"Nor our hells!" He still spoke vehemently. "Yes, there are times in all our lives when oblivion, forgetfulness, seems very desirable, very alluring. But let me entreat you, Mrs. Carstairs, not to seek to enter Paradise by that devil's key!"
Her almond-shaped eyes grew still more narrow as she looked at him.
"I wonder why you speak so impressively," she said slowly. "As a doctor doubtless you are au fait in the subject, yet your vehemence seems to imply——" She paused.
"As a doctor I've seen enough of the havoc the opium fiend plays in the lives of men—and women," he said steadily, "to realize the danger that lies in the insidious habit. I have seen women—women like you"—he had no idea of sparing her—"young, of good position and all the rest of it, who have slid into the deadly thing on the flimsiest of pretexts—and then, too late, have realized they are bound—for life—with fetters which cannot be broken."
"Yet the deadly thing is fascinating, isn't it? Else why do so many fall under its sway?"
"Fascinating?" With an inward shudder Anstice recalled those months after Hilda Ryder's death—those horrible, chaotic months when, in a vain endeavour to stifle thought, to deaden remorse, he had invoked the aid of the poppy, and by so doing had almost precipitated a moral catastrophe which should have been more overwhelming than the first. "For God's sake, Mrs. Carstairs, don't become obsessed by that idea. The morphia habit is one degrading slavery of mind and body, and only the miserable victims know how delusive are its promises, how unsatisfactory its rewards. What can you expect from a cult whose highest reward—the only thing, indeed, it has to offer you, is—oblivion?"
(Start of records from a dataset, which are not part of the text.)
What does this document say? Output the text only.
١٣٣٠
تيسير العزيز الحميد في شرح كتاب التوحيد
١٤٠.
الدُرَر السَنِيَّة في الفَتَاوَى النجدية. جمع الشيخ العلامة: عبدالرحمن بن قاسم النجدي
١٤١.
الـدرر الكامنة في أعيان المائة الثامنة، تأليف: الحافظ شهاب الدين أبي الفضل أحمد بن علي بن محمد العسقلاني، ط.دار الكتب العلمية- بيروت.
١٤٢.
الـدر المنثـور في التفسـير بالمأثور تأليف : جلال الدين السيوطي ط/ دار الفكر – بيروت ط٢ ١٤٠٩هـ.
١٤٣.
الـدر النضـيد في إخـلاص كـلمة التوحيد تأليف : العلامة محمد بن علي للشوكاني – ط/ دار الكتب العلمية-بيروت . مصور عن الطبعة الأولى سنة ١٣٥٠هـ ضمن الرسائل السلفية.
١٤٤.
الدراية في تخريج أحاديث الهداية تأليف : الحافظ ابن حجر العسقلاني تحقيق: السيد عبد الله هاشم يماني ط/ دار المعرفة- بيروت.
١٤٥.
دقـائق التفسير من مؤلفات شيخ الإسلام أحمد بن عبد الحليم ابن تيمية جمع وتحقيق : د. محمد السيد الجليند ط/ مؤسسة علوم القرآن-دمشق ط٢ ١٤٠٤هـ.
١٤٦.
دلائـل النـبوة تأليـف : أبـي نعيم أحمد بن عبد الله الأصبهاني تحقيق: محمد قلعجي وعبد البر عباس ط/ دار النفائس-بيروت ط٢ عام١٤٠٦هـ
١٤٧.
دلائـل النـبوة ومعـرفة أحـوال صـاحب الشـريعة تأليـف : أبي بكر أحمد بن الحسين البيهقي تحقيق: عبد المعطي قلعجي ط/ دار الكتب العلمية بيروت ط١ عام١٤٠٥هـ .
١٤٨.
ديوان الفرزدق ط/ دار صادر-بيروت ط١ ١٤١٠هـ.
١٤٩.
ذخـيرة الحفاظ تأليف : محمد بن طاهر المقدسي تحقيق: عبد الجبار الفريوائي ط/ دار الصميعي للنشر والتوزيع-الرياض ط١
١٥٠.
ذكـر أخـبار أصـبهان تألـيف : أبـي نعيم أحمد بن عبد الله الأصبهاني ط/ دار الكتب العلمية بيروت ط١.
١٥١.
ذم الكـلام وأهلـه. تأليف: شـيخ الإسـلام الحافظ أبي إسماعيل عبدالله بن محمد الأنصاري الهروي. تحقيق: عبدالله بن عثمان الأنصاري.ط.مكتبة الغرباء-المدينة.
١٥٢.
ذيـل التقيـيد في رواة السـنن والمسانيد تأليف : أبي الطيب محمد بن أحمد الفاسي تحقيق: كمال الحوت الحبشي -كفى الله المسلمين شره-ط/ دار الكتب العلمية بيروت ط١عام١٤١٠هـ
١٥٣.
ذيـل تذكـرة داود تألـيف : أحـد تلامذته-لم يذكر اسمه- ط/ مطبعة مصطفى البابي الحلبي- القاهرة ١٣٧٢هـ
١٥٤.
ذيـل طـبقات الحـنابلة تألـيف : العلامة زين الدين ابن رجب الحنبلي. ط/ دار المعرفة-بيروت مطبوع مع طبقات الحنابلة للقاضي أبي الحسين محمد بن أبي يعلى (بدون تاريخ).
Chloe Carstairs did not reply. Instead, she turned away and moved across the room to a small black escritoire which stood against the white wall. Bending down she opened it, and after pressing a spring, released what appeared to be a secret drawer. From this she lifted out a little packet wrapped in white paper and sealed with red wax, and holding it in her hand she came slowly back to where Anstice stood, made vaguely uncomfortable by her curious, almost secretive manner.
"Dr. Anstice"—she held out the packet—"will you take charge of this for me? It is the key—what you called the devil's key just now—to the Paradise I have never had the courage to enter."
Anstice took the little parcel from her with something of sternness in his face.
"Yes, Mrs. Carstairs. But what, exactly, is this thing?"